Regional and developmental brain expression patterns of SNAP25 splice variants

被引:32
作者
Prescott, Gerald R. [1 ]
Chamberlain, Luke H. [1 ]
机构
[1] Univ Edinburgh, Ctr Integrat Physiol, Sch Biomed Sci, Edinburgh EH8 9XD, Midlothian, Scotland
来源
BMC NEUROSCIENCE | 2011年 / 12卷
基金
英国医学研究理事会;
关键词
DIFFERENTIAL EXPRESSION; NEUROTRANSMITTER RELEASE; SNAP-25; ISOFORMS; PROTEIN; PALMITOYLATION; IDENTIFICATION; EXOCYTOSIS; SYNDET;
D O I
10.1186/1471-2202-12-35
中图分类号
Q189 [神经科学];
学科分类号
071006 ;
摘要
Background: SNAP25 is an essential SNARE protein for regulated exocytosis in neuronal cells. Differential splicing of the SNAP25 gene results in the expression of two transcripts, SNAP25a and SNAP25b. These splice variants differ by only 9 amino acids, and studies of their expression to date have been limited to analysis of the corresponding mRNAs. Although these studies have been highly informative, it is possible that factors such as differential turnover of the SNAP25 proteins could complicate interpretations based entirely on mRNA expression profiles. Results: We report the generation and characterization of antibodies that distinguish between SNAP25a and SNAP25b isoforms, and their use to investigate the expression profile of these proteins in rat and human brain.
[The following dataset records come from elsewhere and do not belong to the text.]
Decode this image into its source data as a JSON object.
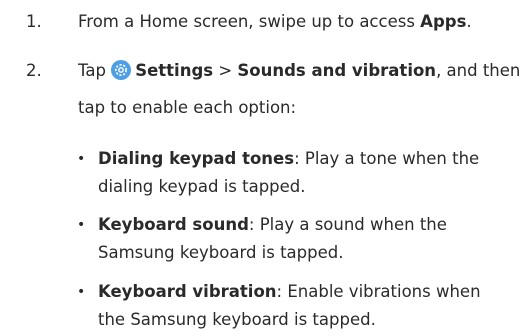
{
  "steps": [
    {
      "number": "1.",
      "text_before": "From a Home screen, swipe up to access ",
      "bold": "Apps",
      "text_after": "."
    },
    {
      "number": "2.",
      "text_tap": "Tap",
      "settings_label": "Settings",
      "separator": ">",
      "menu_label": "Sounds and vibration",
      "line1_after": ", and then",
      "line2": "tap to enable each option:"
    }
  ],
  "options": [
    {
      "title": "Dialing keypad tones",
      "line1_rest": ": Play a tone when the",
      "line2": "dialing keypad is tapped."
    },
    {
      "title": "Keyboard sound",
      "line1_rest": ": Play a sound when the",
      "line2": "Samsung keyboard is tapped."
    },
    {
      "title": "Keyboard vibration",
      "line1_rest": ": Enable vibrations when",
      "line2": "the Samsung keyboard is tapped."
    }
  ],
  "bullet_char": "•",
  "icons": {
    "settings": "settings-gear-icon",
    "settings_color": "#4e9fe5"
  }
}
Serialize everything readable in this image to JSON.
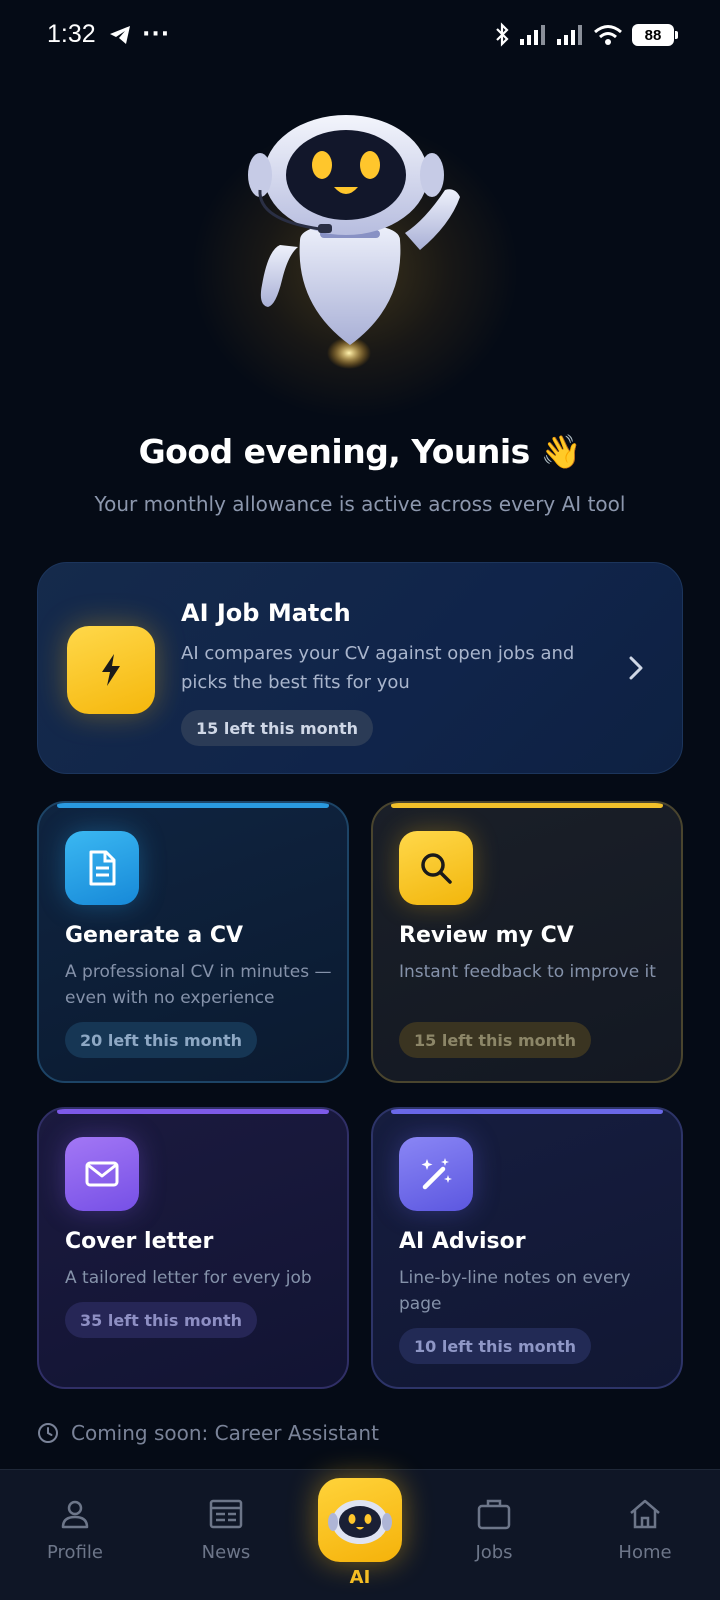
{
  "status_bar": {
    "time": "1:32",
    "more": "···",
    "battery": "88"
  },
  "hero": {
    "greeting": "Good evening, Younis 👋",
    "subtitle": "Your monthly allowance is active across every AI tool"
  },
  "featured": {
    "title": "AI Job Match",
    "description": "AI compares your CV against open jobs and picks the best fits for you",
    "badge": "15 left this month",
    "icon": "lightning-icon"
  },
  "tools": [
    {
      "title": "Generate a CV",
      "description": "A professional CV in minutes — even with no experience",
      "badge": "20 left this month",
      "icon": "document-icon",
      "color": "#2a9ae0"
    },
    {
      "title": "Review my CV",
      "description": "Instant feedback to improve it",
      "badge": "15 left this month",
      "icon": "search-icon",
      "color": "#f1c02a"
    },
    {
      "title": "Cover letter",
      "description": "A tailored letter for every job",
      "badge": "35 left this month",
      "icon": "envelope-icon",
      "color": "#7d5ae8"
    },
    {
      "title": "AI Advisor",
      "description": "Line-by-line notes on every page",
      "badge": "10 left this month",
      "icon": "magic-wand-icon",
      "color": "#6a68e8"
    }
  ],
  "coming_soon": "Coming soon: Career Assistant",
  "nav": {
    "profile": "Profile",
    "news": "News",
    "ai": "AI",
    "jobs": "Jobs",
    "home": "Home"
  },
  "colors": {
    "accent": "#f5be24",
    "background": "#050b16"
  }
}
In rat brain, SNAP25b protein expression increased dramatically during post-natal development, whereas the increase in SNAP25a expression was more modest and variable. The extent of this up-regulation in SNAP25b expression was similar across cortex, cerebellum and hippocampus. The SNAP25 isoforms also displayed distinct regional expression patterns, with SNAP25a very weakly expressed in both rat and human cerebellum. Quantitative analysis revealed that SNAP25b was the dominant isoform in all adult human brain regions examined. Conclusions: SNAP25a and SNAP25b display distinct developmental and regional expression profiles in rat and human brain. These differences might reflect distinct functions of these highly conserved isoforms in membrane fusion pathways in the brain. The antibodies generated and characterized in this study represent important tools for future analyses of these essential SNARE protein isoforms.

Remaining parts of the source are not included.